Castle of Good Hope
The story of this Castle is a story of our young country. It is a story of joy, pain, tears, laughter, disappointment, fear, hope - and all the other human emotions that characterize us as a nation…
Built between 1666 and 1679, the Castle is known as the oldest surviving building in South Africa and has been the center of civilian, political and military life at the Cape from approximately 1679. In its current state the Castle arguably represents one of the best preserved 17th century DEIC architecture on the entire globe. The 2015 - 2016 renovation of the Castle - the first in 20 years - will further enhance its appeal and position it to become South Africa's next UNESCO World Heritage Site. This historical building now houses, among others, the William Fehr Collection, an African pottery collection, the Castle Military Museum and a forge.
In 1664 with renewed rumours of war between Britain and the Netherlands, the Lords Seventeen instructed Zacharias Wagenaer, the Dutch Commissioner, to build a five-pointed stone Castle similar to other such fortifications in Europe and the East.

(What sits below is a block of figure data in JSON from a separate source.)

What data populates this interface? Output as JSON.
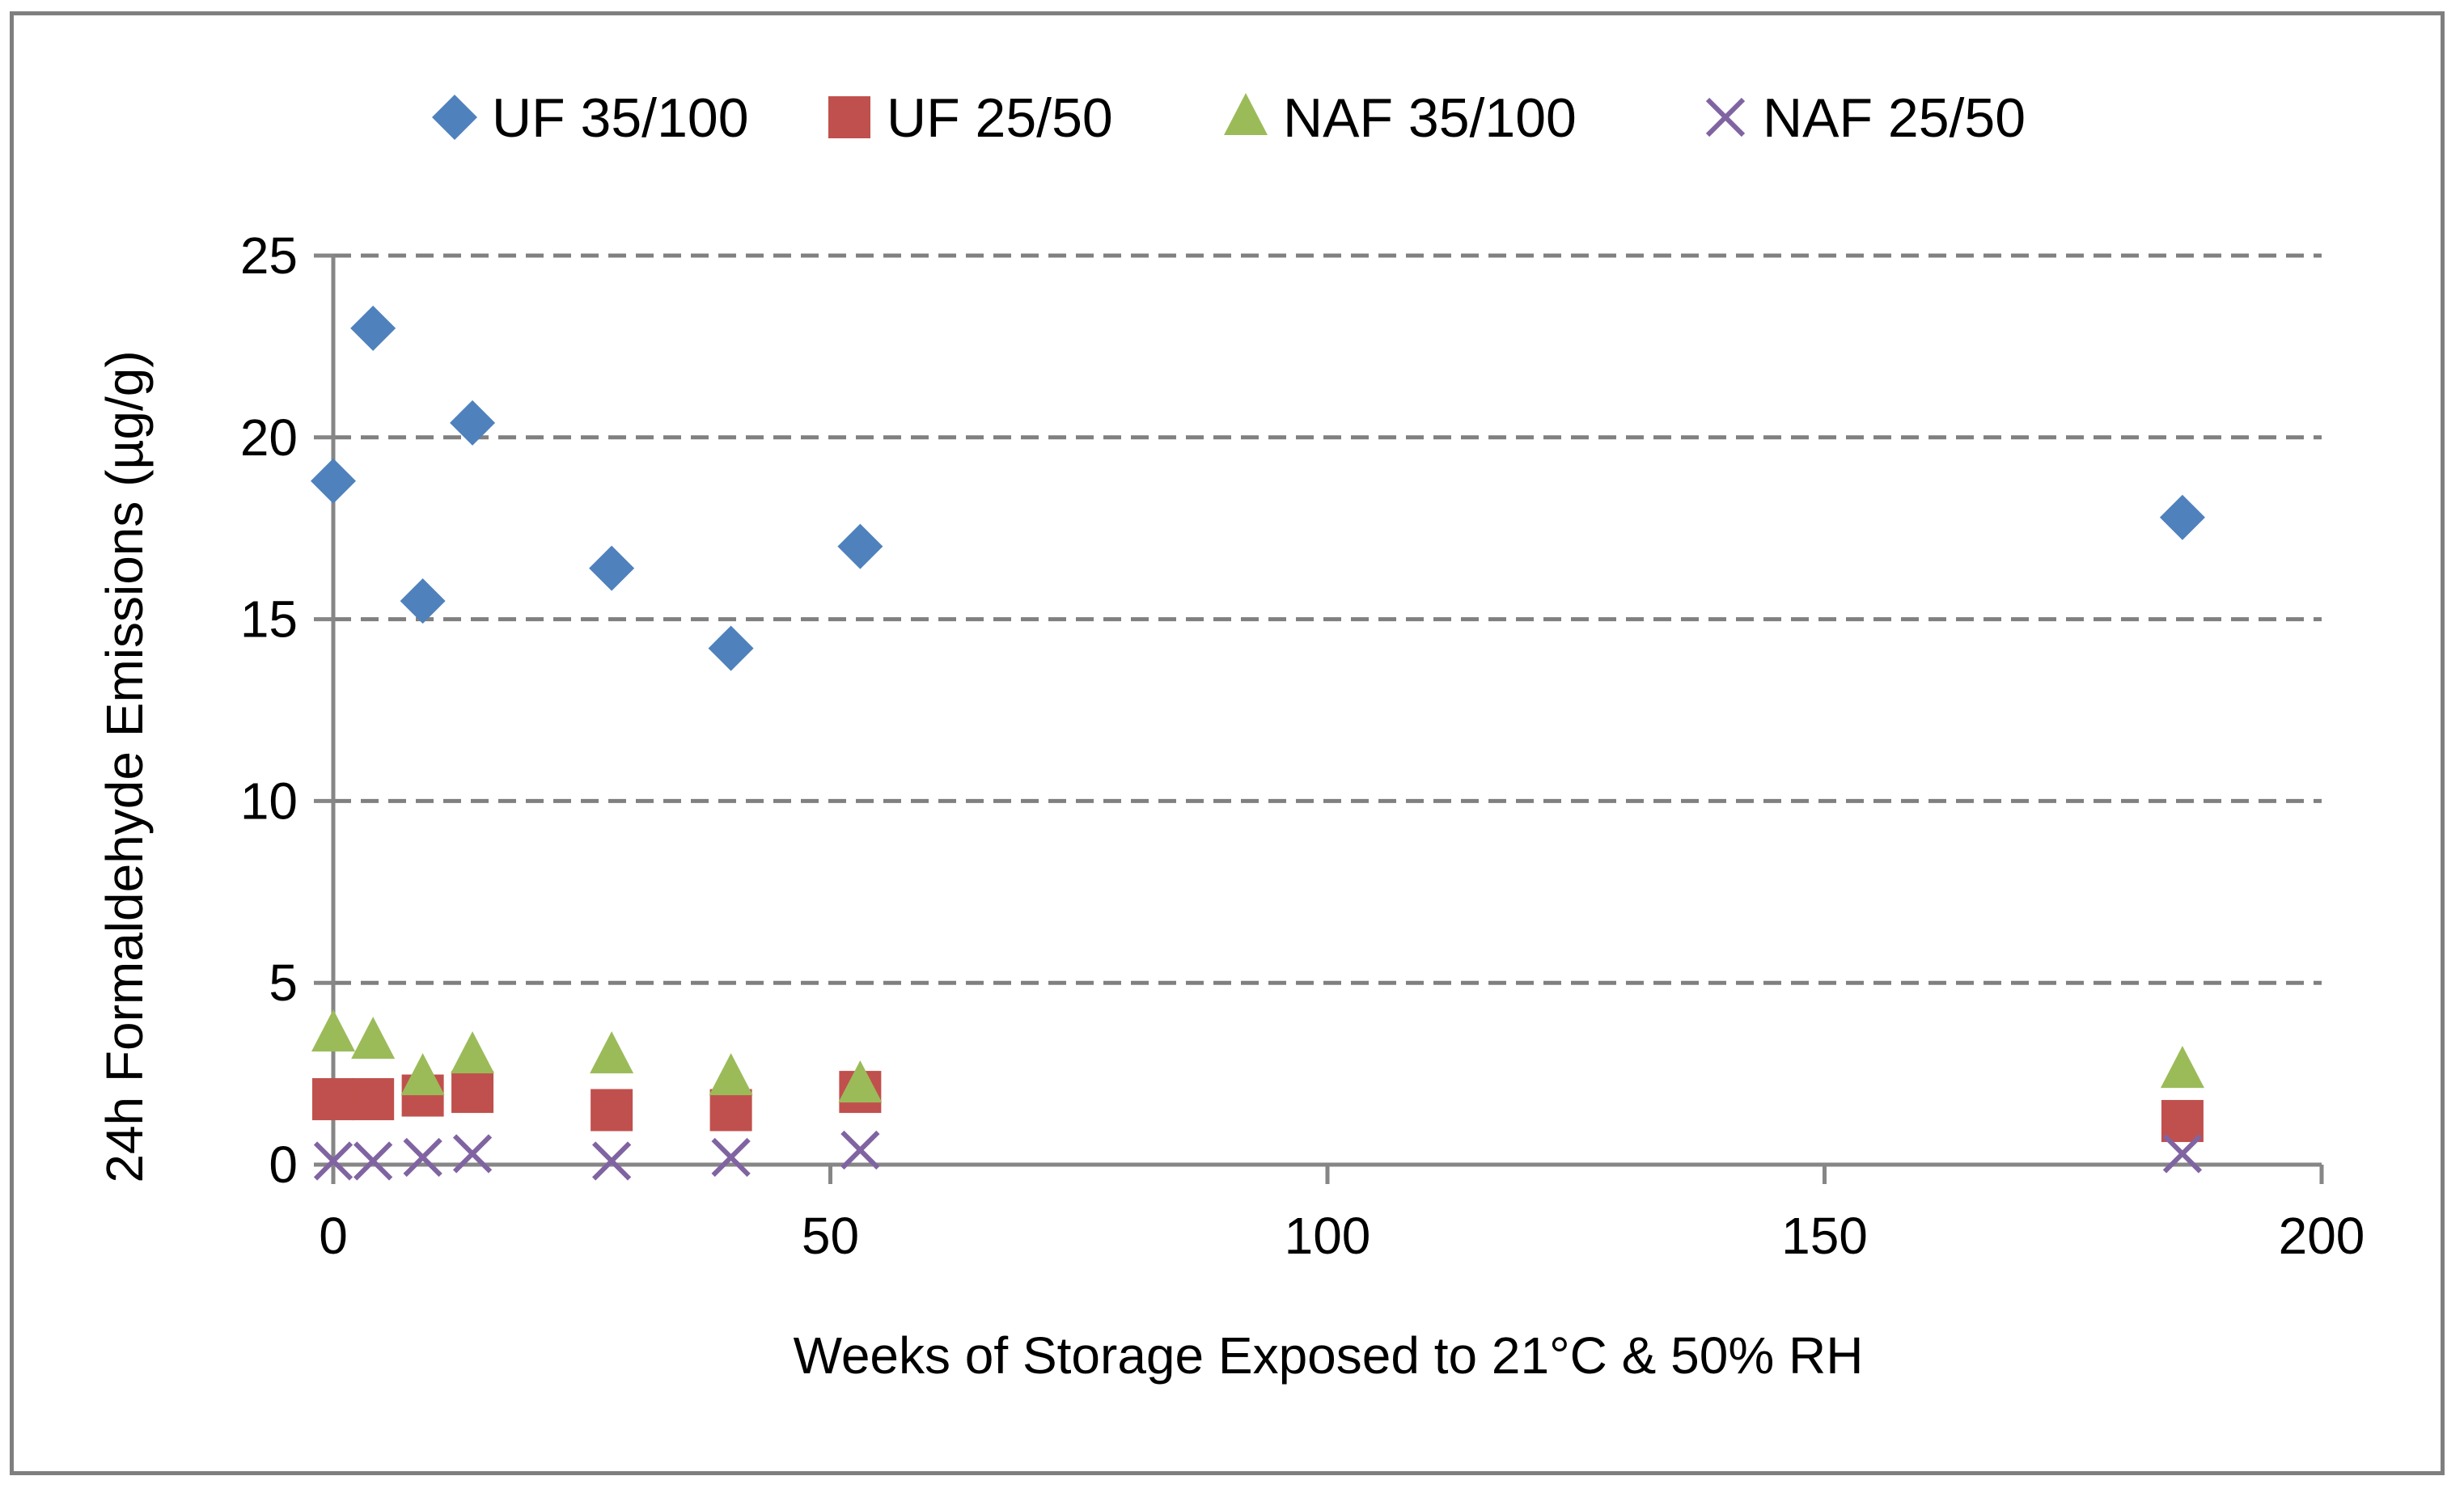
{
  "chart_data": {
    "type": "scatter",
    "title": "",
    "xlabel": "Weeks of Storage Exposed to 21°C & 50% RH",
    "ylabel": "24h Formaldehyde Emissions (µg/g)",
    "xlim": [
      0,
      200
    ],
    "ylim": [
      0,
      25
    ],
    "xticks": [
      0,
      50,
      100,
      150,
      200
    ],
    "yticks": [
      0,
      5,
      10,
      15,
      20,
      25
    ],
    "grid": "horizontal-dashed",
    "legend_position": "top",
    "series": [
      {
        "name": "UF 35/100",
        "marker": "diamond",
        "color": "#4f81bd",
        "points": [
          [
            0,
            18.8
          ],
          [
            4,
            23.0
          ],
          [
            9,
            15.5
          ],
          [
            14,
            20.4
          ],
          [
            28,
            16.4
          ],
          [
            40,
            14.2
          ],
          [
            53,
            17.0
          ],
          [
            186,
            17.8
          ]
        ]
      },
      {
        "name": "UF 25/50",
        "marker": "square",
        "color": "#c0504d",
        "points": [
          [
            0,
            1.8
          ],
          [
            4,
            1.8
          ],
          [
            9,
            1.9
          ],
          [
            14,
            2.0
          ],
          [
            28,
            1.5
          ],
          [
            40,
            1.5
          ],
          [
            53,
            2.0
          ],
          [
            186,
            1.2
          ]
        ]
      },
      {
        "name": "NAF 35/100",
        "marker": "triangle",
        "color": "#9bbb59",
        "points": [
          [
            0,
            3.6
          ],
          [
            4,
            3.4
          ],
          [
            9,
            2.4
          ],
          [
            14,
            3.0
          ],
          [
            28,
            3.0
          ],
          [
            40,
            2.4
          ],
          [
            53,
            2.2
          ],
          [
            186,
            2.6
          ]
        ]
      },
      {
        "name": "NAF 25/50",
        "marker": "x",
        "color": "#8064a2",
        "points": [
          [
            0,
            0.1
          ],
          [
            4,
            0.1
          ],
          [
            9,
            0.2
          ],
          [
            14,
            0.3
          ],
          [
            28,
            0.1
          ],
          [
            40,
            0.2
          ],
          [
            53,
            0.4
          ],
          [
            186,
            0.3
          ]
        ]
      }
    ]
  }
}
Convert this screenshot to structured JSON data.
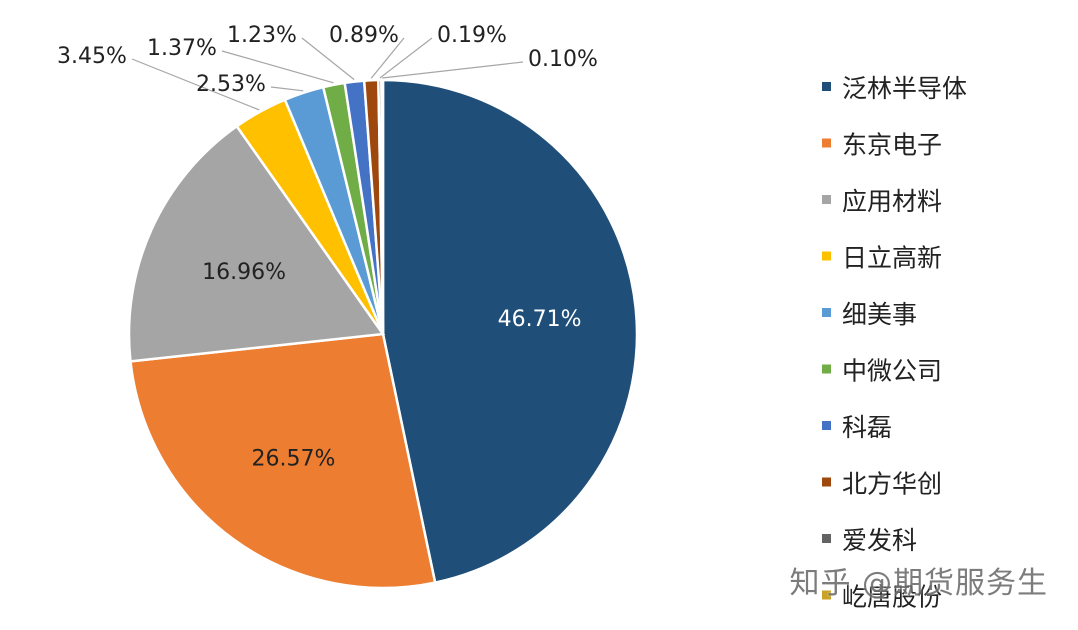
{
  "chart_data": {
    "type": "pie",
    "title": "",
    "series": [
      {
        "name": "泛林半导体",
        "value": 46.71,
        "label": "46.71%",
        "color": "#1f4e79"
      },
      {
        "name": "东京电子",
        "value": 26.57,
        "label": "26.57%",
        "color": "#ed7d31"
      },
      {
        "name": "应用材料",
        "value": 16.96,
        "label": "16.96%",
        "color": "#a5a5a5"
      },
      {
        "name": "日立高新",
        "value": 3.45,
        "label": "3.45%",
        "color": "#ffc000"
      },
      {
        "name": "细美事",
        "value": 2.53,
        "label": "2.53%",
        "color": "#5b9bd5"
      },
      {
        "name": "中微公司",
        "value": 1.37,
        "label": "1.37%",
        "color": "#70ad47"
      },
      {
        "name": "科磊",
        "value": 1.23,
        "label": "1.23%",
        "color": "#4472c4"
      },
      {
        "name": "北方华创",
        "value": 0.89,
        "label": "0.89%",
        "color": "#9e480e"
      },
      {
        "name": "爱发科",
        "value": 0.19,
        "label": "0.19%",
        "color": "#636363"
      },
      {
        "name": "屹唐股份",
        "value": 0.1,
        "label": "0.10%",
        "color": "#c9a227"
      }
    ],
    "legend_position": "right"
  },
  "watermark": {
    "text": "知乎 @期货服务生"
  }
}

The Castle was planned around a central point - a water-well under the "Boog" - with five bulwarks known as bastions.
The foundations were dug in 1665 and the cornerstones of the first bastion, later known as the Leerdam Bastion, were laid on the 2nd January 1666 after which building started in all earnest. Three hundred sailors commandeered from passing ships, soldiers, local Khoikhoi, women and slaves were used as workforce, breaking stone and collecting shell, which was burned in lime ovens. One often wonders what the real human cost was of building this European fortress on African soil.